Pendant l’exécution du tableau de sainte Cécile, qui est à Bologne, Raphaël, qui aimait beaucoup le talent de Giovanni, lui fit faire l’orgue que tient la sainte et que l’on croirait en relief, ainsi que tous les instruments de musique qui sont à terre ; la manière de peindre de Giovanni fut si semblable à celle de Raphaël, que le tableau entier paraît dû à une seule main.
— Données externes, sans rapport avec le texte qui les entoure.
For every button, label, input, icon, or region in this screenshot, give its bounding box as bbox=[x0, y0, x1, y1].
À peu de temps de là, en pratiquant des fouilles, pour chercher des statues, dans les ruines du palais de Titus, derrière San Piero in Vincola, on trouva quelques salles souterraines couvertes de grotesques, de figurines et d’ornements en stuc[1]. Giovanni étant allé avec Raphaël, qui y fut conduit pour les voir, tous deux restèrent stupéfaits de la fraîcheur, de la beauté et de la bonté de ces compositions, ne pouvant comprendre qu’elles se fussent conservées à travers tant de siècles : rien de plus simple cependant, puisqu’elles avaient été à l’abri des intempéries de l’air, auxquelles rien ne saurait résister, par suite des variations des saisons. Ces grotesques (ainsi appelés du nom de grottes, où on les découvrit), si remarquablement dessinés avec leurs caprices variés et les délicats motifs des stucs jetés sur les fonds diversement coloriés, séduisirent Giovanni de telle sorte qu’il se mit à les étudier et à les reproduire, non pas une seule fois, mais souvent avec une ardeur incroyable ; bientôt il ne lui manqua plus que de connaître le procédé employé par les anciens pour faire le stuc, sur lequel ces grotesques avaient été exécutés. Avant lui, bien d’autres s’étaient torturés l’esprit sans avoir trouvé autre chose qu’un enduit cuit au feu et composé de plâtre, de chaux, de poix-résine, de cire et de brique pilée, qu’ils doraient ensuite.

On établissait à ce moment, comme nous l’avons dit dans la vie de Bramante, les ornements et les caissons des quatre arcs et de la tribune postérieure de Saint-Pierre de Rome, en coulant dans des moules en bois un stuc fait avec de la chaux et de la pouzzolane, qui donnait tous les détails de sculpture. Giovanni essaya de cette méthode pour obtenir des figures en bas-relief ; elles réussissaient en tout point, sauf que la dernière touche n’avait ni cette finesse ni cette blancheur qui dis-

  1. Cette décoration n’existe pour ainsi dire plus.